I would argue that they are both manifestations of the same thing. These two examples differ only in the domains and technologies used. Rather than have humans behave like machines, which is the whole point of both the Wizard of Oz and the Mechanical Turk (two metaphors for the same thing), what Amazon does is use humans for what humans do best, as distinct from machines, and provide a mechanism and business model for crowd sourcing certain classes of problems for which people are better suited than machines. Furthermore, the “Amazon Mechanical Turk” technique is only ‘interactive” in the sense that interacting with each other via snail-mail is, as opposed to face-to-face conversation, which is what is the nature of the interaction reflected in the , unlike the Wizard of Oz / Mechanical Turk technique.

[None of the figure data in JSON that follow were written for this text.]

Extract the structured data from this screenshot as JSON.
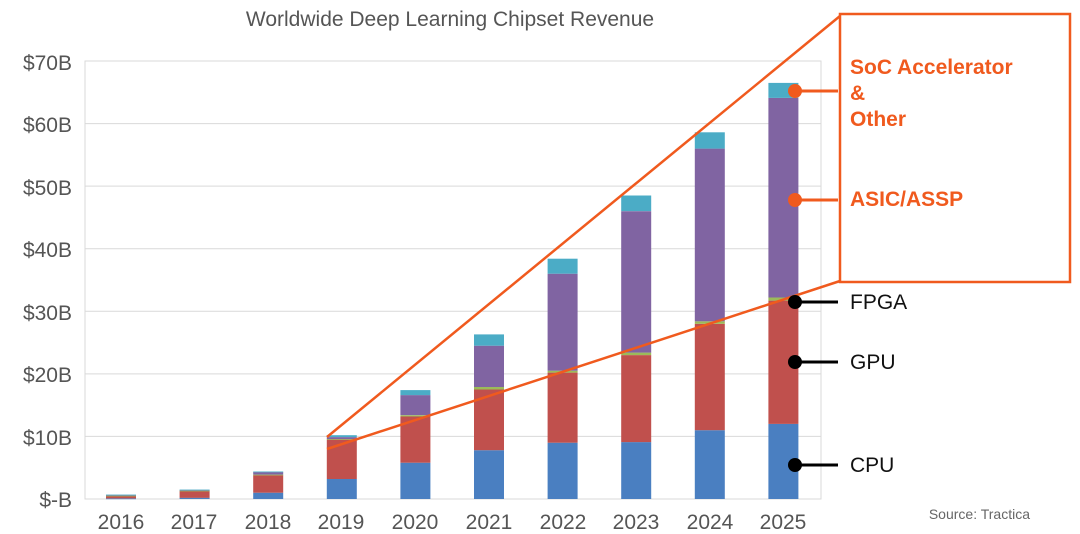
{
  "chart_data": {
    "type": "bar",
    "stacked": true,
    "title": "Worldwide Deep Learning Chipset Revenue",
    "categories": [
      "2016",
      "2017",
      "2018",
      "2019",
      "2020",
      "2021",
      "2022",
      "2023",
      "2024",
      "2025"
    ],
    "y_tick_labels": [
      "$-B",
      "$10B",
      "$20B",
      "$30B",
      "$40B",
      "$50B",
      "$60B",
      "$70B"
    ],
    "ylim": [
      0,
      70
    ],
    "unit": "$B",
    "grid": true,
    "series": [
      {
        "name": "CPU",
        "color": "#4A7FC1",
        "values": [
          0.1,
          0.2,
          1.0,
          3.2,
          5.8,
          7.8,
          9.0,
          9.1,
          11.0,
          12.0
        ]
      },
      {
        "name": "GPU",
        "color": "#C0504D",
        "values": [
          0.4,
          1.1,
          2.8,
          6.3,
          7.4,
          9.7,
          11.2,
          13.9,
          17.0,
          19.7
        ]
      },
      {
        "name": "FPGA",
        "color": "#9BBB59",
        "values": [
          0.05,
          0.05,
          0.1,
          0.1,
          0.2,
          0.4,
          0.3,
          0.4,
          0.4,
          0.5
        ]
      },
      {
        "name": "ASIC/ASSP",
        "color": "#8064A2",
        "values": [
          0.1,
          0.1,
          0.4,
          0.3,
          3.2,
          6.6,
          15.5,
          22.6,
          27.6,
          31.9
        ]
      },
      {
        "name": "SoC Accelerator & Other",
        "color": "#4BACC6",
        "values": [
          0.05,
          0.05,
          0.1,
          0.3,
          0.8,
          1.8,
          2.4,
          2.5,
          2.6,
          2.4
        ]
      }
    ],
    "legend": {
      "cpu": "CPU",
      "gpu": "GPU",
      "fpga": "FPGA",
      "asic": "ASIC/ASSP",
      "soc_line1": "SoC Accelerator",
      "soc_line2": "&",
      "soc_line3": "Other"
    },
    "source": "Source: Tractica",
    "callout_color": "#F05A1E"
  }
}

I think that Amazon chose an inappropriate name for their, nevertheless, very interesting and innovative service. And, by way of closing, it was critical design thinking – searching for the “meaningful distinctions” that I mentioned above – that let me see this. 🙂

Thanks for taking the time to write your blog on my book, and I hope that what I have written above is taken in the light intended, that is, a respectful contribution to the conversation that you initiated.

Thanks again.

3. Sebastian Fuenzalida - March 14, 2012

Thank you so much Bill for taking the time of reading and writing the response to my blog post.

You were really clear about the differences between different disciplines and now I’m more confident about the future, where I definitively will partner with professionally trained designers and other in order to pursue innovation in product development.

Thank you so much again.

4. Matt Chwierut - March 19, 2012

Thanks for such a great exchange.

I thought that Bill’s comment about choosing what one specializes in was very insightful, and it raises a question that I’ve been wrestling with – the distinction between designers and design-thinking. Some people have seemed to suggest that teams of ‘designers’ are best equipped to develop new products. Unless I mis-understand, this is IDEO’s approach – a team of people who identify as designers can swoop in and solve a problem end-to-end. But Bill argues that this process can be managed with in-house experts, facilitated by a trained designer but ultimately driven by the collective creativity of a diverse team.

Is there any suggestions as to how an organization can build this internal team and redesign its own product development process. Bill’s great quote below lays out the necessary expertise for a high-performing design team, but how do individuals get these qualities? And what does it take for an organization is truly let this process play out in a culture that is traditionally much more risk-averse, hierarchical, and driven by consistent internal processes?

“…really creative team that collectively possesses great technical depth and breadth in their respective disciplines, creativity, mutual professional respect, and the ability to work well together. Each member must know the difference between expertise and literacy. They need expertise in their own discipline in order to pull their weight, and literacy in the other disciplines, in order to have a common ground for communication.”

5. jhpittman - March 31, 2012

I think Bill strongly believes that design is a discipline that requires some education and practice – much like any other profession. The exposure we are getting to design in our class is just scratching the surface.